If you only follow the mainstream business news, you believe that every significant upward or downward move in equity markets was a direct cause and effect of a “breaking news” event that day.

For example, when the Dow went haywire Tuesday falling more than 350 points after being up 250 points, CNBC blamed it on poor performing tech stocks. But just a day earlier, when the Dow surged 669 points, CNBC reported: “Wall Street shook off its trade war worries from last week and markets surged.”

We have repeatedly shown how the mainstream media’s one-reason-a-day logic for why markets decline or rise – Gary Cohen resigning, what’s going on with North Korea, or what President Trump is tweeting – is simplistically short sighted.

And contrary to their headline games, we had forecast a market correction would occur as a result of rising interest rates and over valued and over leveraged equities. 
Indeed, equities have been on a down trend since early February over fears that higher wages and higher inflation would push the Fed to aggressively raise rates.

We have also noted that as rates rise higher, the massive public, corporate and personal debt loads will grow heavier.
Already, auto and home sales are declining as interest rates rise. And as a result of the minor rate increases in the US last year, refinancing activity in the overall mortgage market declined 12 percent, while mortgage origination volume sunk to 1995 levels.

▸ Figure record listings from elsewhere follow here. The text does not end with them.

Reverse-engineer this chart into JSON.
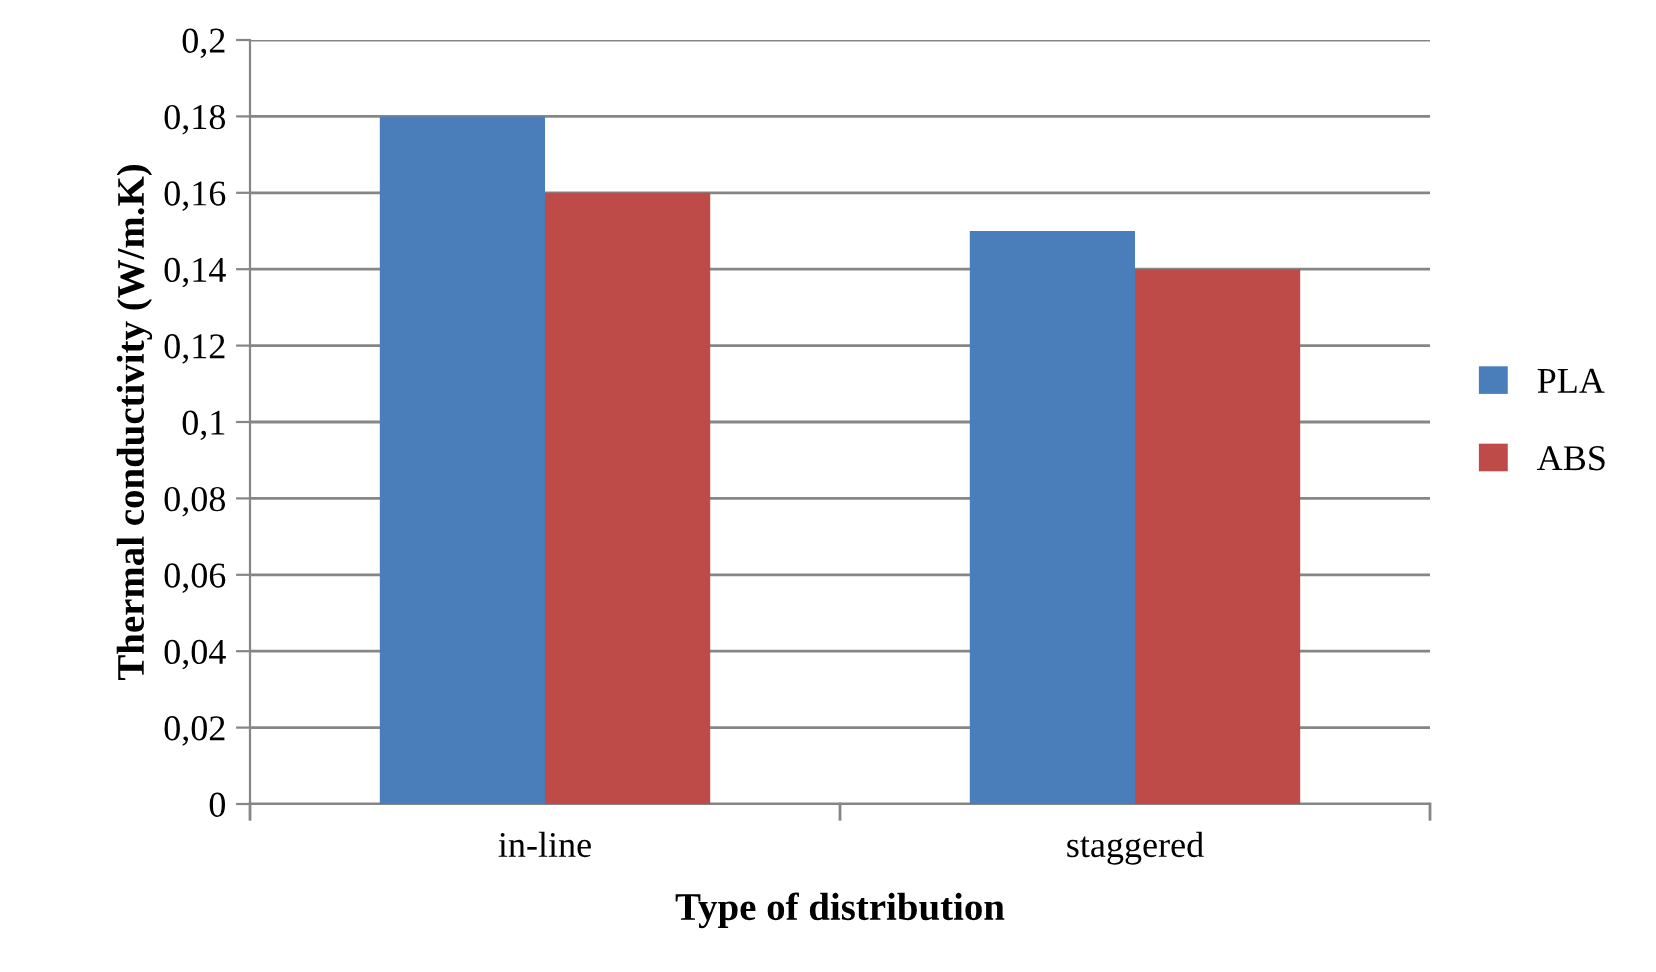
{
  "chart_data": {
    "type": "bar",
    "xlabel": "Type of distribution",
    "ylabel": "Thermal conductivity (W/m.K)",
    "categories": [
      "in-line",
      "staggered"
    ],
    "series": [
      {
        "name": "PLA",
        "color": "#4a7ebb",
        "values": [
          0.18,
          0.15
        ]
      },
      {
        "name": "ABS",
        "color": "#be4b48",
        "values": [
          0.16,
          0.14
        ]
      }
    ],
    "ylim": [
      0,
      0.2
    ],
    "yticks": [
      0,
      {
        "value": 0.02,
        "label": "0,02"
      },
      {
        "value": 0.04,
        "label": "0,04"
      },
      {
        "value": 0.06,
        "label": "0,06"
      },
      {
        "value": 0.08,
        "label": "0,08"
      },
      {
        "value": 0.1,
        "label": "0,1"
      },
      {
        "value": 0.12,
        "label": "0,12"
      },
      {
        "value": 0.14,
        "label": "0,14"
      },
      {
        "value": 0.16,
        "label": "0,16"
      },
      {
        "value": 0.18,
        "label": "0,18"
      },
      {
        "value": 0.2,
        "label": "0,2"
      }
    ],
    "grid": "y",
    "legend": "right"
  }
}
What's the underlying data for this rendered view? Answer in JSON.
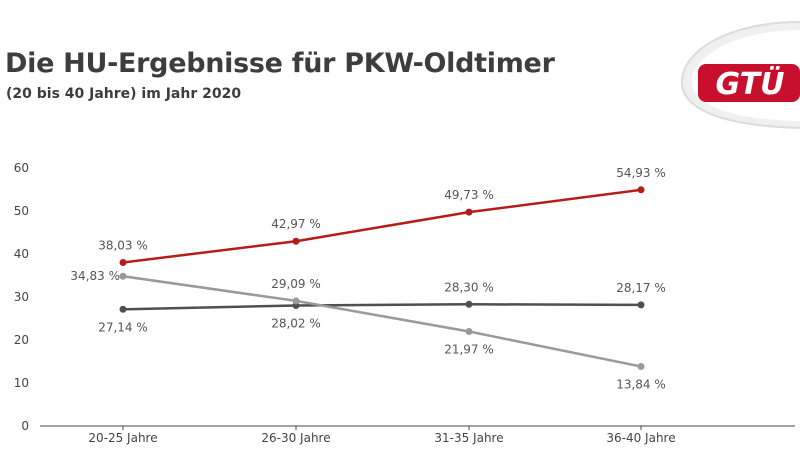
{
  "logo": {
    "text": "GTÜ",
    "color": "#c8102e"
  },
  "chart_data": {
    "type": "line",
    "title": "Die HU-Ergebnisse für PKW-Oldtimer",
    "subtitle": "(20 bis 40 Jahre) im Jahr 2020",
    "xlabel": "",
    "ylabel": "",
    "ylim": [
      0,
      60
    ],
    "yticks": [
      0,
      10,
      20,
      30,
      40,
      50,
      60
    ],
    "categories": [
      "20-25 Jahre",
      "26-30 Jahre",
      "31-35 Jahre",
      "36-40 Jahre"
    ],
    "series": [
      {
        "name": "red",
        "color": "#b71c1c",
        "values": [
          38.03,
          42.97,
          49.73,
          54.93
        ],
        "labels": [
          "38,03 %",
          "42,97 %",
          "49,73 %",
          "54,93 %"
        ],
        "label_pos": [
          "above",
          "above",
          "above",
          "above"
        ]
      },
      {
        "name": "light-gray",
        "color": "#9a9a9a",
        "values": [
          34.83,
          29.09,
          21.97,
          13.84
        ],
        "labels": [
          "34,83 %",
          "29,09 %",
          "21,97 %",
          "13,84 %"
        ],
        "label_pos": [
          "left",
          "above",
          "below",
          "below"
        ]
      },
      {
        "name": "dark-gray",
        "color": "#4f4f4f",
        "values": [
          27.14,
          28.02,
          28.3,
          28.17
        ],
        "labels": [
          "27,14 %",
          "28,02 %",
          "28,30 %",
          "28,17 %"
        ],
        "label_pos": [
          "below",
          "below",
          "above",
          "above"
        ]
      }
    ]
  }
}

Our motto is “think for yourself.” Break down the facts. Assess how they’re connected and determine market direction based on the underlying data that outweighs the one-day news events that the mainstream media would have you believe is the reason for market swings.

For example, when the Dow tanked 700 points March 23, here’s how the headlines read:

  • “Trump confronts China on trade, raising fears of a global slowdown” – Wall Street Journal
  • “China ready to hit back with tariffs” – Financial Times
  • “Down plummets 700 points on fears of trade war” – Reuters

Instantly forgotten by those headline writers is what they wrote on March 22, after the Dow fell from a 250-point high to close down 44 points on March 21, following Federal Reserve Chair Jerome Powell’s press conference:

  • “Powell lifts Fed rates and raises forecasts as growth strengthens” – Financial Times
  • “Market Teeters and Falls as Fed Raises rates” – New York Times
  • “Stocks Fall After Fed Raises Rates” – Wall Street Journal

And as for blaming Trump’s proposed $60 billion tariffs for dragging down the markets, with the US facing a $375 billion merchandise trade deficit with China, $60 billion never posed a legitimate threat to market stability.

Again, hooked on a headline grabbing state-of-mind, the media distort the significance of daily news events and routinely ignore fundamental market determinants.

TREND FORECAST: We maintain our forecast that the Trump Rally has peaked. Absent a wild card event, the rate of stock buy-backs, pace of interest rate increases and scale of corporate earnings will most directly affect market performance.